The research group consists of members from the Department of Public and International Law, the Department of Criminology and Sociology of Law, the Department of Private Law, and the Norwegian Centre for Human Rights. The group is also made up of members from external research institutions, the Norwegian public administration, and the Equality and Anti-Discrimination Ombud.
The group is led jointly by Ingunn Ikdahl, Tone Wærstad and Vibeke Blaker Strand (research leave autumn 2019).
VERDI is administered by a steering committee, consisting of the following members:
- Anne Hellum (Department of Public and International Law)
- Kirsten Sandberg (Department of Public and International Law)
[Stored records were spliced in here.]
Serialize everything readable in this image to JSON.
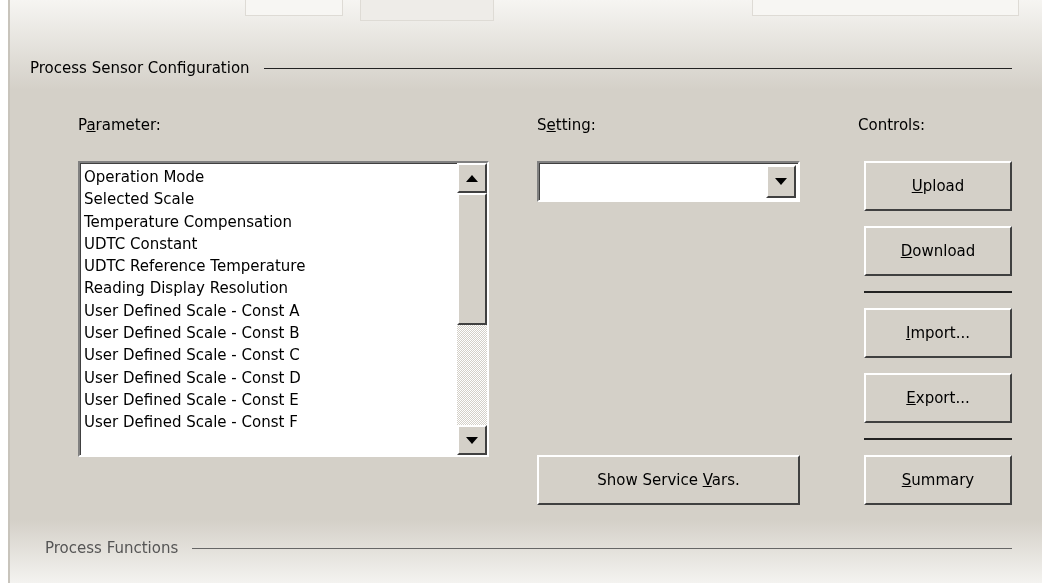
{
  "sections": [
    {
      "title": "Process Sensor Configuration",
      "dimmed": false
    },
    {
      "title": "Process Functions",
      "dimmed": true
    }
  ],
  "parameter": {
    "label": [
      {
        "text": "P",
        "underlined": false
      },
      {
        "text": "a",
        "underlined": true
      },
      {
        "text": "rameter:",
        "underlined": false
      }
    ],
    "items": [
      {
        "text": "Operation Mode"
      },
      {
        "text": "Selected Scale"
      },
      {
        "text": "Temperature Compensation"
      },
      {
        "text": "UDTC Constant"
      },
      {
        "text": "UDTC Reference Temperature"
      },
      {
        "text": "Reading Display Resolution"
      },
      {
        "text": "User Defined Scale - Const A"
      },
      {
        "text": "User Defined Scale - Const B"
      },
      {
        "text": "User Defined Scale - Const C"
      },
      {
        "text": "User Defined Scale - Const D"
      },
      {
        "text": "User Defined Scale - Const E"
      },
      {
        "text": "User Defined Scale - Const F"
      }
    ]
  },
  "setting": {
    "label": [
      {
        "text": "S",
        "underlined": false
      },
      {
        "text": "e",
        "underlined": true
      },
      {
        "text": "tting:",
        "underlined": false
      }
    ],
    "service_button": {
      "label": [
        {
          "text": "Show Service ",
          "underlined": false
        },
        {
          "text": "V",
          "underlined": true
        },
        {
          "text": "ars.",
          "underlined": false
        }
      ]
    }
  },
  "controls": {
    "label": "Controls:",
    "items": [
      {
        "kind": "button",
        "label": [
          {
            "text": "U",
            "underlined": true
          },
          {
            "text": "pload",
            "underlined": false
          }
        ]
      },
      {
        "kind": "button",
        "label": [
          {
            "text": "D",
            "underlined": true
          },
          {
            "text": "ownload",
            "underlined": false
          }
        ]
      },
      {
        "kind": "separator"
      },
      {
        "kind": "button",
        "label": [
          {
            "text": "I",
            "underlined": true
          },
          {
            "text": "mport...",
            "underlined": false
          }
        ]
      },
      {
        "kind": "button",
        "label": [
          {
            "text": "E",
            "underlined": true
          },
          {
            "text": "xport...",
            "underlined": false
          }
        ]
      },
      {
        "kind": "separator"
      },
      {
        "kind": "button",
        "label": [
          {
            "text": "S",
            "underlined": true
          },
          {
            "text": "ummary",
            "underlined": false
          }
        ]
      }
    ]
  }
}
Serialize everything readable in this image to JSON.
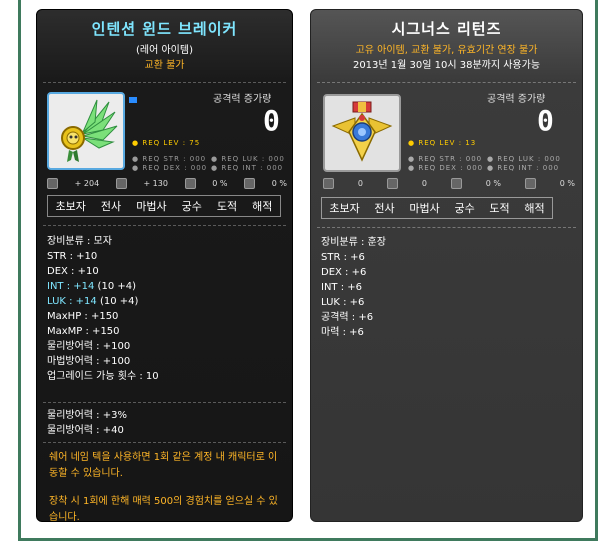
{
  "left": {
    "title": "인텐션 윈드 브레이커",
    "rarity": "(레어 아이템)",
    "trade": "교환 불가",
    "atk_label": "공격력 증가량",
    "atk_value": "0",
    "req_lev": "● REQ LEV :   75",
    "req_str": "● REQ STR : 000",
    "req_luk": "● REQ LUK : 000",
    "req_dex": "● REQ DEX : 000",
    "req_int": "● REQ INT : 000",
    "v1": "+ 204",
    "v2": "+ 130",
    "v3": "0 %",
    "v4": "0 %",
    "jobs": [
      "초보자",
      "전사",
      "마법사",
      "궁수",
      "도적",
      "해적"
    ],
    "stats": {
      "category": "장비분류 : 모자",
      "str": "STR : +10",
      "dex": "DEX : +10",
      "int_main": "INT : +14",
      "int_detail": " (10 +4)",
      "luk_main": "LUK : +14",
      "luk_detail": " (10 +4)",
      "maxhp": "MaxHP : +150",
      "maxmp": "MaxMP : +150",
      "pdef": "물리방어력 : +100",
      "mdef": "마법방어력 : +100",
      "upgrade": "업그레이드 가능 횟수 : 10"
    },
    "extra": {
      "pdef_pct": "물리방어력 : +3%",
      "pdef_add": "물리방어력 : +40"
    },
    "desc1": "쉐어 네임 텍을 사용하면 1회 같은 계정 내 캐릭터로 이동할 수 있습니다.",
    "desc2": "장착 시 1회에 한해 매력 500의 경험치를 얻으실 수 있습니다."
  },
  "right": {
    "title": "시그너스 리턴즈",
    "notice": "고유 아이템, 교환 불가, 유효기간 연장 불가",
    "expiry": "2013년 1월 30일 10시 38분까지 사용가능",
    "atk_label": "공격력 증가량",
    "atk_value": "0",
    "req_lev": "● REQ LEV :   13",
    "req_str": "● REQ STR : 000",
    "req_luk": "● REQ LUK : 000",
    "req_dex": "● REQ DEX : 000",
    "req_int": "● REQ INT : 000",
    "v1": "0",
    "v2": "0",
    "v3": "0 %",
    "v4": "0 %",
    "jobs": [
      "초보자",
      "전사",
      "마법사",
      "궁수",
      "도적",
      "해적"
    ],
    "stats": {
      "category": "장비분류 : 훈장",
      "str": "STR : +6",
      "dex": "DEX : +6",
      "int": "INT : +6",
      "luk": "LUK : +6",
      "atk": "공격력 : +6",
      "mag": "마력 : +6"
    }
  },
  "colors": {
    "cyan": "#7fe6ff",
    "orange": "#ffb627",
    "frame": "#3f7a5d"
  }
}
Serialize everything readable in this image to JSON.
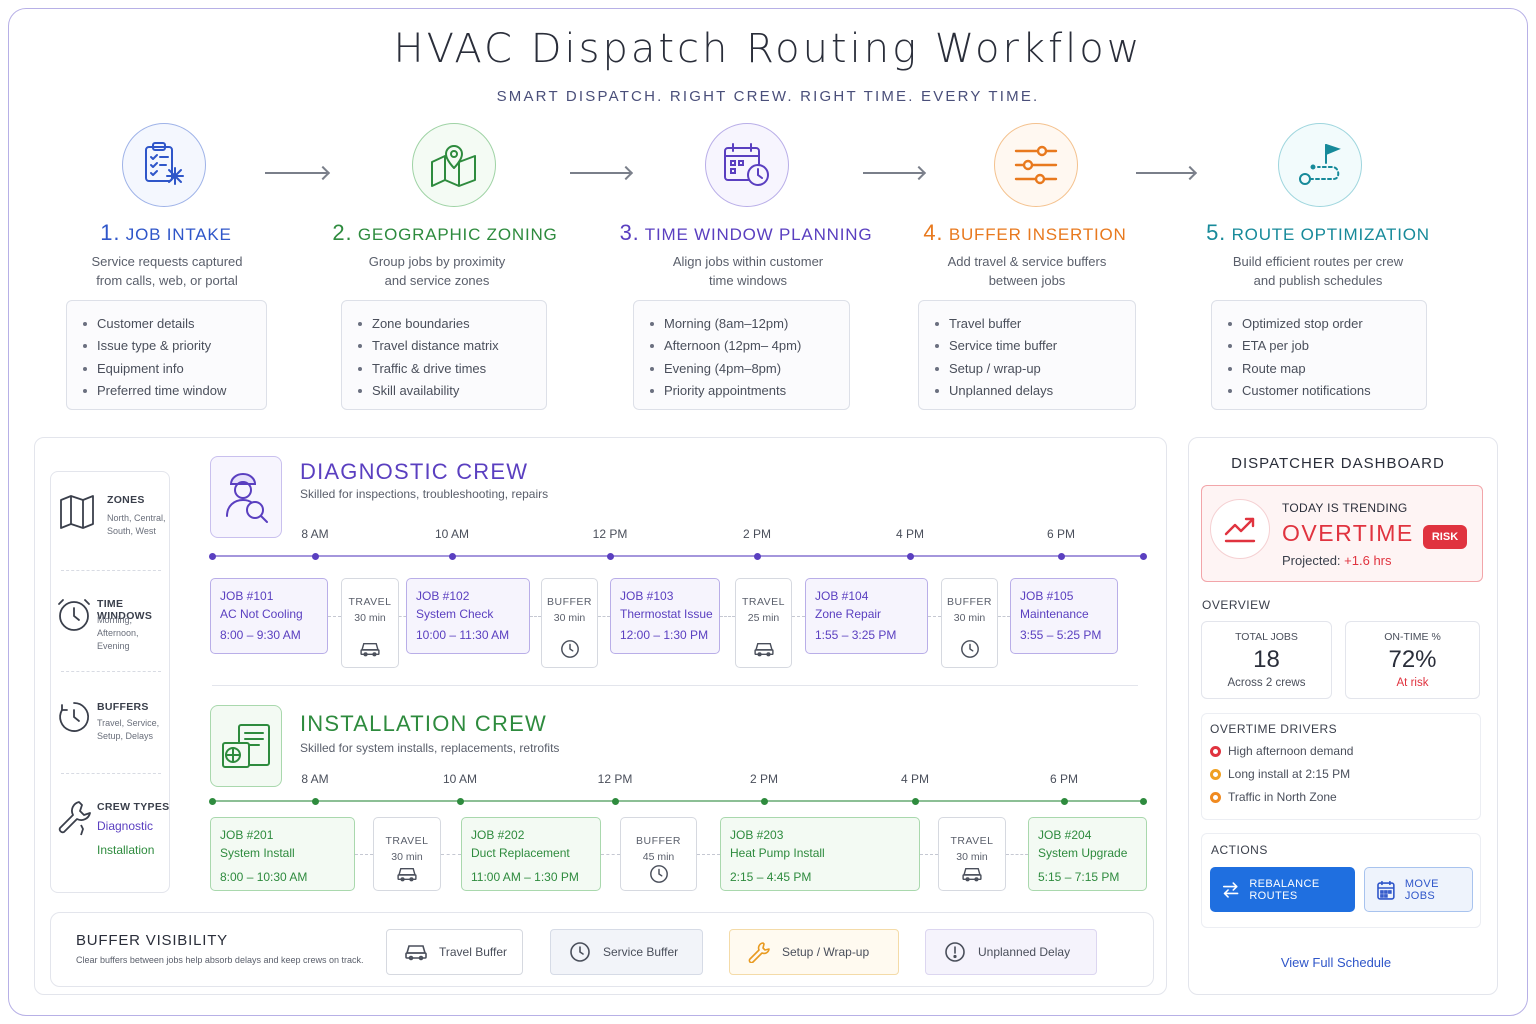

- May-Len Skilbrei (Department of Criminology and Sociology of Law)
- Maria Lundberg (Norwegian Centre for Human Rights)
Gender identity and sexual orientation in international and national (Norwegian) law
The project takes the situation of people not conforming to the traditional binary gender model as its starting point. It focuses on the right to a legal identity, the right to health, and the right to dignity, integrity, and autonomy.
Read more about the project Gender identity and sexual orientation in international and national (Norwegian) law.
Capacity building at the law faculties in southern and eastern Africa
The project focuses on capacity building in law faculties at universities in Zimbabwe, Malawi, Zambia, Kenya and Norway. The aim is to contribute to democratisation and development through the promotion of the principles of equality and non-discrimination, as well as the support of fundamental social and economic rights in the law curriculum, teaching, and research.
Read more about the project Capacity building at the law faculties in southern and eastern Africa
VERDI cooperates with relevant international research communities and continues existing partnerships. This includes cooperating with the following research groups:
- CORE - Centre for Research on Gender Equality, Institute for Social Research
- The Norwegian Center for Violence and Traumatic Stress Studies (NKVTS)
- Department of Social Work, Child Welfare and Social Policy (Oslo and Akershus University College of Applied Sciences)
- Legal Studies in Welfare and Market (WELMA), The University of Copenhagen
- Southern and Eastern Africa Regional Centre for Women’s Law (SEARCWL), University of Zimbabwe
- Forum for studies in law and society, Umeå University
VERDI is the continuation of the now completed research project on Rights, Individuals, Culture and Society (RIKS). One of the aims of RIKS was to strengthen ongoing research, as well as initiate and bolster recruitment for new research. Another goal was to develop research networks, both national and international.
One of the main research topics of RIKS was the concept of rights, as illustrated by developments in the legal status of individuals. This concerns research fields such as educational law, labour law, social law, family law, legal aid law, and developmental law.